Clark Gregg: They had a great line last season which was ” I knew it would come back to haunt me. I just didn’t think it would actually come back to haunt me” when Hive showed up. Ward was his responsibility; I think he always felt guilty that he hadn’t seen Ward for the Hydra traitor that he was. So when he killed all these people and maimed his team members, I think he always felt responsible for that. And then also when they actually made a deal with Ward, they took him on a mission because he had no alternative and it really backfired. And it cost Rosalind her life, in front of him. He really felt responsible for that. On the one level he felt it was time to resolve this issue and to end this guy, and that was his responsibility. Then later I think he felt that he really crossed a line. It’s complex stuff that they wrote there. I don’t feel like he had a lot of choices. There were those who said that he could leave him on the planet, but we’ve already seen two or three people come back from this planet. It’s weird to show up at work and not have Brett Dalton there for the first day of Season Four. We miss these people, they’re really close friends of ours.

 

Q) How much is Ghost Rider’s presence going to affect the team?

 

Clark Gregg: It’s really too early for us to tell.

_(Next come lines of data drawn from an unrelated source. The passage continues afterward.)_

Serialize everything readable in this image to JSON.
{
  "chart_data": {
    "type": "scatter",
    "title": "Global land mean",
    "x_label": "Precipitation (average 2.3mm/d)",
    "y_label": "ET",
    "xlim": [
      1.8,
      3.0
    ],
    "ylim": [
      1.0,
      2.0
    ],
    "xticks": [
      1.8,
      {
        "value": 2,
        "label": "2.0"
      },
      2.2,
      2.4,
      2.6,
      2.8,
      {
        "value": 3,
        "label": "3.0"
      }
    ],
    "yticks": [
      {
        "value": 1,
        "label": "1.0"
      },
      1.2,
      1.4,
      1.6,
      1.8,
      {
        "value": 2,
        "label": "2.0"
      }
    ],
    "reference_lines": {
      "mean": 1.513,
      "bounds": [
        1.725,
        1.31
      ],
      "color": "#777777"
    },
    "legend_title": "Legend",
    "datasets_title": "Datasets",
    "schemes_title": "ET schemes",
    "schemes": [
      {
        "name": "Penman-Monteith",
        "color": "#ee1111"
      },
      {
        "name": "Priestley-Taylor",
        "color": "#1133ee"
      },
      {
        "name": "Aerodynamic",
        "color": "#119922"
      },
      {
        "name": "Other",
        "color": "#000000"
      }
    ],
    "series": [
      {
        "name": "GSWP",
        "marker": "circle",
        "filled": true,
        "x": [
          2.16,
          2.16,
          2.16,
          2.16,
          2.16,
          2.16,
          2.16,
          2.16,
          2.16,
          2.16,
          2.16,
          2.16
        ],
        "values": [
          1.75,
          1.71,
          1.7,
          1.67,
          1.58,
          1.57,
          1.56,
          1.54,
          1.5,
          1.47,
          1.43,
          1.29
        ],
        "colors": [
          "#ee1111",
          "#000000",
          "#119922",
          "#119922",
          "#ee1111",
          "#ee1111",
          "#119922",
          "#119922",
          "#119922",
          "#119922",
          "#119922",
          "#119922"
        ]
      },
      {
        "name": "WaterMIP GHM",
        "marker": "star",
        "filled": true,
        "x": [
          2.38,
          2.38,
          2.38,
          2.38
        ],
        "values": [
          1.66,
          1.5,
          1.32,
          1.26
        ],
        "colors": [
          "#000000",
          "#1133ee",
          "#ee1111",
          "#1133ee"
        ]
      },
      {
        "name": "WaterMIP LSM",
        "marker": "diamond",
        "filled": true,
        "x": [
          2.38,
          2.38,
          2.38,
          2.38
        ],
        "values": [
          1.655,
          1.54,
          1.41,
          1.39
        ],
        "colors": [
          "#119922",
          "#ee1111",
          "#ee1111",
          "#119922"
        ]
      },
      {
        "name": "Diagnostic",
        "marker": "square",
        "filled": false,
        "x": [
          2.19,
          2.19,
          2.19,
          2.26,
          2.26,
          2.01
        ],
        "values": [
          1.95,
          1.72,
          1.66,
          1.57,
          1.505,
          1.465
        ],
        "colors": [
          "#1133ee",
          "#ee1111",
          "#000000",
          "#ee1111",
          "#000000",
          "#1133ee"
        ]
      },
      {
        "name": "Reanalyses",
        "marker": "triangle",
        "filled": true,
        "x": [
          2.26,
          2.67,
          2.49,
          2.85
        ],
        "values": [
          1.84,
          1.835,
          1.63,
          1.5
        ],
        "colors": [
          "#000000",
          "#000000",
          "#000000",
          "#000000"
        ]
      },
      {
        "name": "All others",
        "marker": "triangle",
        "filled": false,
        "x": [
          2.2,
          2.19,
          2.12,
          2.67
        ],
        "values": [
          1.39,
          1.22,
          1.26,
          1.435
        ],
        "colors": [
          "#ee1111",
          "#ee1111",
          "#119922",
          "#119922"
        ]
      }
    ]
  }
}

It’s a big deal that this guy is here, its a big deal for our show. It definitely takes us into a slightly different branch of the Marvel Universe. I love Ghost Rider, I really love the Robbie Reyes thread of Ghost Rider and the car. But as any Marvel property that might join our show I have to think, ”We’ve established a certain kind of visual reality on our show, how are we going to make that part of what we’re doing?” And every time Marvel and the effects team seems to blow us away, so we’re nervous but we’re very excited to see what that is. I love that that’s the one from the comics that they choose.

 

Q) How’s the team dealing with Daisy as a rogue agent/vigilante? 

 

Clark: (to Henry) Well you lost your partner.

 

Henry Simmons: It’s devastating. The best word I can say in the beginning is unsettled. Unsettled and uncertain introductions. Honestly though the first episode is…

 

Clark Gregg: That’s really well put. It’s what you would think after the finale, everybody’s kind of reeling and unsure what the hell is going on.

 

Henry Simmons: It’s exactly what it should be.

 

Q) What will Coulson say about Captain America becoming Hydra in the comics?

 

Clark Gregg: That’s a tricky one, that’s so meta it might blow my mind because certainly Coulson read Captain comics when he was a kid and I don’t know if he’s seen these ones. Because is Captain America Hydra in the cinematic universe? I think that’s the same world we’re in. I know that it would upset him but I think he would be very dubious that Captain America was really Hydra.